21 tahun setelah Aku keluar dari perut Ibuku. Kini Aku adalah perempuan dewasa, dewasa karena fisikku memang sudah tak sama dengan Aku masa kecil dulu. Kini Aku perempuan cantik berambut panjang dengan kulit putih. Payudaraku juga muncul tanda Dia siap menjalankan tugasnya menyusui seorang anak. Namun belum saatnya 2 puting itu disusui anakku, karena memang Aku belum beranak. Alih-alih putingku malah diisap seorang lelaki yang 1 tahun lalu adalah orang asing namun kini jadi lelakiku. Bila saat kecil Aku diciumi Ibu Bapakku yang mungkin kegirangan mendapat karunia seorang putri cantik yang terlahir kedunia, maka kini Aku diciumi seorang lelaki yang dulunya adalah orang lain namun kini jadi kekasihku. Masa kecilku kuhabiskan dirumah orang tuaku yang didalamnya bersemai kebahagiaan keluarga dan kesenangan serta cinta. Namun setelah dewasa kini Aku memutuskan pergi dari rumah orang tuaku dan memilih tinggal di istana mungilku berukuran 4×6 meter yang konon kuberi nama kamar kost, aku memilih tinggal disini karena Aku bisa bebas berkunjung ke istana lelakiku untuk berbagi kasih, atau kalau sedang malas maka Dia yang bertandang ke istanaku. Aku suka bermanja-manja padanya, kubisikkan kata “sayang” ke cuping telinganya. Baik di kamar kostnya, atau saat sekarang di kamar kostku. Aku panggil dia “sayang” dan Dia sudah tahu maksudku dan mauku. Lelakiku tahu bahwa Aku mengajaknya memadu kasih, Dia menyambut ajakanku. Jadi biarlah sekarang kupadu kasih dengannya.

***

23 tahun yang lalu akhirnya tali pusar yang tadinya menyatukanku dengan tubuh Ibuku terputus. Sekarang Aku bebas. Aku tengah berusaha menghayati ilmu, mengejar ilmu yang memang harus dikejar agar tak menjauh. Aku mencari ilmu dengan mengikuti pepatah lama “kejarlah ilmu sampai kenegeri Cina.” Namun agak terlalu jauh kiranya bila benar-benar sampai di Cina, maka Aku cukup pindah ke kota lain saja yang agak jauh dari kota awalku yang berada disebuah pulau besar yang banyak hutannya.

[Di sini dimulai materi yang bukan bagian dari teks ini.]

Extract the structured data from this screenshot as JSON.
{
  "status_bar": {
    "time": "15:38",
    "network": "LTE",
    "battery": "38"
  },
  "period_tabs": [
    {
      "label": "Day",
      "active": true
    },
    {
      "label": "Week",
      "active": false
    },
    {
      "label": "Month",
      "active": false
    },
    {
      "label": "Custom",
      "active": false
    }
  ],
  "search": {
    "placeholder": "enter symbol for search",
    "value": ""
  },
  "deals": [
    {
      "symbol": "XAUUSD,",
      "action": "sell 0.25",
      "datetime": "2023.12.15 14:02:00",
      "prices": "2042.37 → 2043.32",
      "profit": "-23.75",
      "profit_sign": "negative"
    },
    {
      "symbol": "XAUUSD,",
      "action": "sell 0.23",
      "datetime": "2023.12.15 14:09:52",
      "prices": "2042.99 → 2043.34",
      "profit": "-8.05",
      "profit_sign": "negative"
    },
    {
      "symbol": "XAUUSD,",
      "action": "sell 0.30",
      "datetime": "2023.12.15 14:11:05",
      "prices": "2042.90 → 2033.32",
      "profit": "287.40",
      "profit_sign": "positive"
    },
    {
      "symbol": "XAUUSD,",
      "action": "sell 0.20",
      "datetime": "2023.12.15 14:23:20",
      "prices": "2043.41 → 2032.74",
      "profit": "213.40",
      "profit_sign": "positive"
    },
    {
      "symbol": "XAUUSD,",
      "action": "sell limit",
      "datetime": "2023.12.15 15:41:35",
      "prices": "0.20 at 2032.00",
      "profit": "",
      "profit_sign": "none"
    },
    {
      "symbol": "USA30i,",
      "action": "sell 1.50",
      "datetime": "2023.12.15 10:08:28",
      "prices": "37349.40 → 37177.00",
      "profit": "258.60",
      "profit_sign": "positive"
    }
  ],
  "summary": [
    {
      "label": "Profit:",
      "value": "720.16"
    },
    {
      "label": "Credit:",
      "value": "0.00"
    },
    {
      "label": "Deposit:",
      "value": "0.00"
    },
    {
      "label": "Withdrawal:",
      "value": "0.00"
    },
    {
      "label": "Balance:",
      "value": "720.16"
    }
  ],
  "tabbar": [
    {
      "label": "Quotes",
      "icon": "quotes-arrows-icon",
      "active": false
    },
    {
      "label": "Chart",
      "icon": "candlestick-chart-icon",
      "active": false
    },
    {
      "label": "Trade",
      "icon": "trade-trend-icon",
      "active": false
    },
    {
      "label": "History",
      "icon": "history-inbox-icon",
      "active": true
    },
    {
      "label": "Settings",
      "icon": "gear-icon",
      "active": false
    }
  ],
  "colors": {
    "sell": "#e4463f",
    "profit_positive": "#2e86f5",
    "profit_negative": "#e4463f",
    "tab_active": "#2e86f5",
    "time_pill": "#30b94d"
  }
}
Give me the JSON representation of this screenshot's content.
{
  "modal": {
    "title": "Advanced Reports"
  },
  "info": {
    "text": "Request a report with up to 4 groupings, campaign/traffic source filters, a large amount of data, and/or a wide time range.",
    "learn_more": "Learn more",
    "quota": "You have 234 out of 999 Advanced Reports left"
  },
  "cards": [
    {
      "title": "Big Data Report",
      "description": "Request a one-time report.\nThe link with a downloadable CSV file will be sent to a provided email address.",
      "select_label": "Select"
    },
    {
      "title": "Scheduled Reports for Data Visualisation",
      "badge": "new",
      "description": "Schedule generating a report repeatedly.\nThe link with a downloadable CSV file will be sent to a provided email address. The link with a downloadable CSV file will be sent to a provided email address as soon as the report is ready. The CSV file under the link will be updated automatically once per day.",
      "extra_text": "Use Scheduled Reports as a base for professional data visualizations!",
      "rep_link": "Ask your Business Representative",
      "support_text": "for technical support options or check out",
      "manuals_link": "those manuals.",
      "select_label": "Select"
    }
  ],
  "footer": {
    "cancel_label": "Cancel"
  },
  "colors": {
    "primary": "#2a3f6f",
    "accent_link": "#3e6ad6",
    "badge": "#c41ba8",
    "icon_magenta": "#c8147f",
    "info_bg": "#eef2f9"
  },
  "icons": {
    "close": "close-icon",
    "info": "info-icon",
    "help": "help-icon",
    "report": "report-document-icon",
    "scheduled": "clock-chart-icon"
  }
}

Banyak ilmu yang kudapat dikota baru ini. Termasuk ilmu bercinta yang kudapat dengan mencintai perempuanku. Dia perempuan yang hebat, agak kekanak-kanakan memang. Tapi menyenangkan. Dia suka membanjiriku dengan cinta yang membuatku tenggelam, megap-megap mengejar udara. Dan saat Aku hampir mati lemas kehabisan udara Dia seolah tahu lantas memberikan nafas bantuan dengan menempelkan bibirnya yang merah kebibirku. Kami suka bercinta, berbagi kasih di istana mungil. Istananya maupun istanaku. Kami suka mengeksplorasi tubuh dan mencari tahu kelemahan masing-masing hingga akhirnya Aku tahu kalau perempuanku tidak suka gaya dari belakang. Seperti sekarang ini Kami sedang bercinta di istana mungilnya dan Aku berusaha tidak mencintainya dengan gaya belakang karena perempuanku tak suka itu. Berkali-kali perempuanku masih membisikkan kata “sayang’ yang terus menerus mengiang di otakku. Suaranya yang setengah mendesah mengucapkan ‘sayang.”

***

21 tahun yang lalu ketergantunganku pada Ibuku dalam hal asupan nutrisi selama dalam kandungan akhirnya berakhir. Karena Beliau menyalurkannya ketubuhku lewat tali pusar yang mengikat Kami saat Aku dikandungnya selama 9 bulan lebih, karena ada lebihnya itu lalu Aku dipaksa keluar Dokter yang mengiris kulit perut Ibu, memotong tali pusar yang menyatukan Kami, dan terlepaslah Aku. Kini Aku perempuan dewasa, jadi Aku bisa mengasupkan nutrisi sendiri ke tubuhku. Aku bebas makan apapun, bebas memasukkan apapun kemulutku. Termasuk memasukkan kemaluan lelakiku kemulutku. Seperti sekarang yang sedang kulakukan di istana mungilku di sebuah kota yang jauh dari kota asalku yang banyak hutannya. Aku tengah mencari ilmu di kota ini, agar ketika lulus nanti bisa membanggakan kedua orang tua di kota asal. Ilmu apapun kucari, termasuk ilmu percintaan yang kupelajari bersama lelakiku di istana mungiil. Miliknya atau milikku.  Kami saling mempelajari tubuh masing-masing hingga akhirnya Aku tahu bahwa lelakiku suka bila aku memanggilnya “sayang” dikala kami bercinta. Karena itu Aku terus memanggilnya “sayang.”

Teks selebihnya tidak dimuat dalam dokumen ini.